Despite being one of the richest countries in the world, research from Warwick Medical School has found that our children’s mental health services lag behind many of our European neighbours on measures such as access to child psychiatrists. The current picture of mental health provision in this country is one of stretched services, long waiting lists, and eligibility criteria that set thresholds so high that many children who need support are not able to access it.
Half of all mental health conditions start before age 14, making early support essential. Yet as few as one in four children and young people are able to get the vital treatment they need. According to the Care Quality Commission, in some cases children are waiting as long as 18 months to be seen by a therapist.
This lack of support is leading to more children and young people having mental health crises—crises that could possibly be prevented if they received help earlier. Shockingly, over 200 school-aged children die by suicide every year, and suicides in women under 25 have reached the highest level on record.
Children’s mental health services have not had the investment they need under this government. NHS Clinical Commissioning Groups spend on average just 6 per cent of their mental health budgets on children, despite children and young people making up 20 per cent of the population.

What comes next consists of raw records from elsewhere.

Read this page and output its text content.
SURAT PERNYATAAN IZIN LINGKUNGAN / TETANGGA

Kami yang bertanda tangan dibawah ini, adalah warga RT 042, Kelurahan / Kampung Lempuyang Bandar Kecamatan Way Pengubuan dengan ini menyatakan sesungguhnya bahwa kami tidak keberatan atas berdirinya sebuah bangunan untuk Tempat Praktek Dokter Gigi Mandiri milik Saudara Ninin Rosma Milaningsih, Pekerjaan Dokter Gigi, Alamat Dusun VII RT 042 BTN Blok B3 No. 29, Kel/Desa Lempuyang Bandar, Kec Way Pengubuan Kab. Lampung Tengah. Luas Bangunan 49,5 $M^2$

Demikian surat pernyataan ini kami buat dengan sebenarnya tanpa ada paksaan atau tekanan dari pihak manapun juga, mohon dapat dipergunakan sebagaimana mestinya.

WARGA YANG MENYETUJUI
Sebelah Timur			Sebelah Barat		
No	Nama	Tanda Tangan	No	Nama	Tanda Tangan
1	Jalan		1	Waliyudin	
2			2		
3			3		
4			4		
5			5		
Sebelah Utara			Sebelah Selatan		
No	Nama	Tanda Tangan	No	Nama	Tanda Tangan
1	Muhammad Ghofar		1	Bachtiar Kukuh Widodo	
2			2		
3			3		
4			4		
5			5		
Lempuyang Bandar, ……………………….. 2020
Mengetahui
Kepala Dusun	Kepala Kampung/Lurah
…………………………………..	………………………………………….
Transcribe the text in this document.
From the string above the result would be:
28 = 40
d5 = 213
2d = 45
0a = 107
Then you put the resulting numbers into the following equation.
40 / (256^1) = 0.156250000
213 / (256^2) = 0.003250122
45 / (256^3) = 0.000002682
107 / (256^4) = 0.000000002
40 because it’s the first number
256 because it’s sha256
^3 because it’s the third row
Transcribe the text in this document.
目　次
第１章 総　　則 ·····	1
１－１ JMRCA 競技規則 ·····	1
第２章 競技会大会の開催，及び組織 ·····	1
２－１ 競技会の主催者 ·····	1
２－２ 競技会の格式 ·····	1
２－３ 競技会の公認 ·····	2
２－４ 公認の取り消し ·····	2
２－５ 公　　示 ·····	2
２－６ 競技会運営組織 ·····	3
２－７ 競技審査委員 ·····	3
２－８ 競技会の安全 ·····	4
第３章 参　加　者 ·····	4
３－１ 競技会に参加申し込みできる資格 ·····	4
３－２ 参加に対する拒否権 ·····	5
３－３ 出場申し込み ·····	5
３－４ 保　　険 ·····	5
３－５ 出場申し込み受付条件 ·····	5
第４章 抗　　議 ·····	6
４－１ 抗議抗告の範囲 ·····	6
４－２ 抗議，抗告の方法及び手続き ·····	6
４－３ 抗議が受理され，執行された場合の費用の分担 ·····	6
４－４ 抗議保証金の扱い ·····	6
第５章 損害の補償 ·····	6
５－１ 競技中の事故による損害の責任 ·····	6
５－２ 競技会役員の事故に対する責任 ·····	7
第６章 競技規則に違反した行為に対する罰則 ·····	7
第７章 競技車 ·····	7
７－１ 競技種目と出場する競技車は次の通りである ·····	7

Under a Labour government, addressing this funding crisis will be a priority. We will increase the proportion of the mental health budget spent on services for children and young people and ring-fence this to ensure that funding remains where it is needed—detecting and supporting mental health problems early.
At the last election, Labour pledged to extend counselling services to every school. This will help ensure that young people get the support they need at an earlier stage, before problems become more serious.
This is already the practice in Wales, where 11,000 young people access a school counsellor every year—with less than one in seven of them then needing further support from child and adolescent mental health services.
In England, the government has committed to rolling out new mental health support to schools, but this will reach just a quarter of schools over the next four years, a commitment that doesn’t even begin to ensure every child who needs it can be supported by a trained professional.
The Conservatives are taking a piecemeal approach to improving support, which does nothing to tackle the current deeply-ingrained issues in access to services or inadequate funding.
A Labour government will prioritise prevention, to tackle the causes of mental ill health. And by funding mental health services properly, we will make sure that fewer families have to fight to get the support they need.